Washington’s hostility to the Cuban revolution has continued unabated. In 2003, the George W. Bush administration formed a so-called “Commission for Assistance to a Free Cuba,” even boldly publishing a 456-page regime-change plan for re-establishing capitalist exploitation over Cuba’s workers. But much else has changed. For 21 consecutive years in ever larger numbers the United Nations General Assembly votes repudiate the U.S. blockade.
According to an April 15 New York Times article, the Summit of the Americas in Cartagena, Colombia, “Ends with discord over Cuba.” Even Colombian host and U.S. ally, President Juan Manuel Santos, called the U.S. position “a cold war anachronism,” and said, “Hopefully within three years we will have Cuba as part of the summit.”
While the U.S. blockade cruelly costs such a small country working to overcome the legacy of colonialism and slavery, economic ties with Brazil, China, Venezuela and many other countries are growing. Collaborative development through the Bolivarian Alliance for the Peoples of the Americas (ALBA) helps all of its partners. Growing Latin American unity can be seen in the Community of Latin American and Caribbean States, formed in 2010 as an alternative to the U.S.-dominated Organization of American States.
According to Andrés Gómez, president of the Antonio Maceo Brigade, and a Cuban who lives and organizes in Florida, the 2012 U.S. election showed another change. “He said that 47 percent of Cubans living in that state voted for the Democratic candidate, 10 percent more than in the 2008 presidential elections. … This changing trend is due to demographic transformations of the emigration, because those emigrants from the 1960s and 1970s with a more hostile position toward Cuba, are now a minority below 2 percent of the Miami residents while their descendants maintain positions different from those of their parents.” (Cuba News, Dec. 26)

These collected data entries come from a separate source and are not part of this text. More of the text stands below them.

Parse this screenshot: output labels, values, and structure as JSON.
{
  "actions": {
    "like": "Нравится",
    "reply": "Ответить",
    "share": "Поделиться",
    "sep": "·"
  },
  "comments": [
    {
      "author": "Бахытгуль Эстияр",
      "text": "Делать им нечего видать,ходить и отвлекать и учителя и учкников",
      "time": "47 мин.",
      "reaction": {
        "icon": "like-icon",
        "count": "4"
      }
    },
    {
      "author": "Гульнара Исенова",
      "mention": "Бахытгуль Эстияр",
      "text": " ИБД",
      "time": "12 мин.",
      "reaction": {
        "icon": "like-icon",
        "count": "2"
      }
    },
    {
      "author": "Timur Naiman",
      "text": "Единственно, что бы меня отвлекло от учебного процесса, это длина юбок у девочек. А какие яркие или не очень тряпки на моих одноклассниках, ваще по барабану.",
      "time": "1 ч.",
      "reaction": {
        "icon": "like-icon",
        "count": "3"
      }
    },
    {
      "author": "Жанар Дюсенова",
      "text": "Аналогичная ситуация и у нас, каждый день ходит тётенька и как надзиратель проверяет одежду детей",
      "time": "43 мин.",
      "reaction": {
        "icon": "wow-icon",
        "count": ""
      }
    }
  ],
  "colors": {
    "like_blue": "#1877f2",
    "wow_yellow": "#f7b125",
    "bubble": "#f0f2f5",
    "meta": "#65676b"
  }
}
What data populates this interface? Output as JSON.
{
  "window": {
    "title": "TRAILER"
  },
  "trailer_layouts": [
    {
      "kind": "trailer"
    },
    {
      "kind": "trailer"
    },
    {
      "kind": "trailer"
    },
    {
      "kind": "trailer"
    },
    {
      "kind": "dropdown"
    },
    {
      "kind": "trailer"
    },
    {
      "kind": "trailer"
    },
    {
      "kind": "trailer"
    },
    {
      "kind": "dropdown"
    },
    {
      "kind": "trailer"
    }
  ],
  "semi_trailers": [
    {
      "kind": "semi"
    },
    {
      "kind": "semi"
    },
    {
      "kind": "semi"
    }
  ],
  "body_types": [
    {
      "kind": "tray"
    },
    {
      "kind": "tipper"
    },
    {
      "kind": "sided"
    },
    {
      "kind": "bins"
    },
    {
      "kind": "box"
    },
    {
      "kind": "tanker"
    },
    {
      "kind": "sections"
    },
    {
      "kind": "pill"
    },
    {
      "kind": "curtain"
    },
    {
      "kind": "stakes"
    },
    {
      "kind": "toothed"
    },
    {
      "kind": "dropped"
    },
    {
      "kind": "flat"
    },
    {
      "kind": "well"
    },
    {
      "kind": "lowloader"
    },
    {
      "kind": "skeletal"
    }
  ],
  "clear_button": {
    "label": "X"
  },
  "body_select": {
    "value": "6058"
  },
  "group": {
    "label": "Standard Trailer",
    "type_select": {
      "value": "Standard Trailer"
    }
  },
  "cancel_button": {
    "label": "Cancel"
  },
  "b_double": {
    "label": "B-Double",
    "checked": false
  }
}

Mirta Rodríguez, mother of Antonio Guerrero, characterized the year 2013 as decisive in the fight for the liberation of the Cuban 5. On Dec. 24, Prensa Latina reported that she told the Nordic Brigade visiting Havana that mobilizing U.S. public opinion in favor of the cause to free her son and his four comrades requires breaking the wall of silence surrounding the case that exists in the U.S.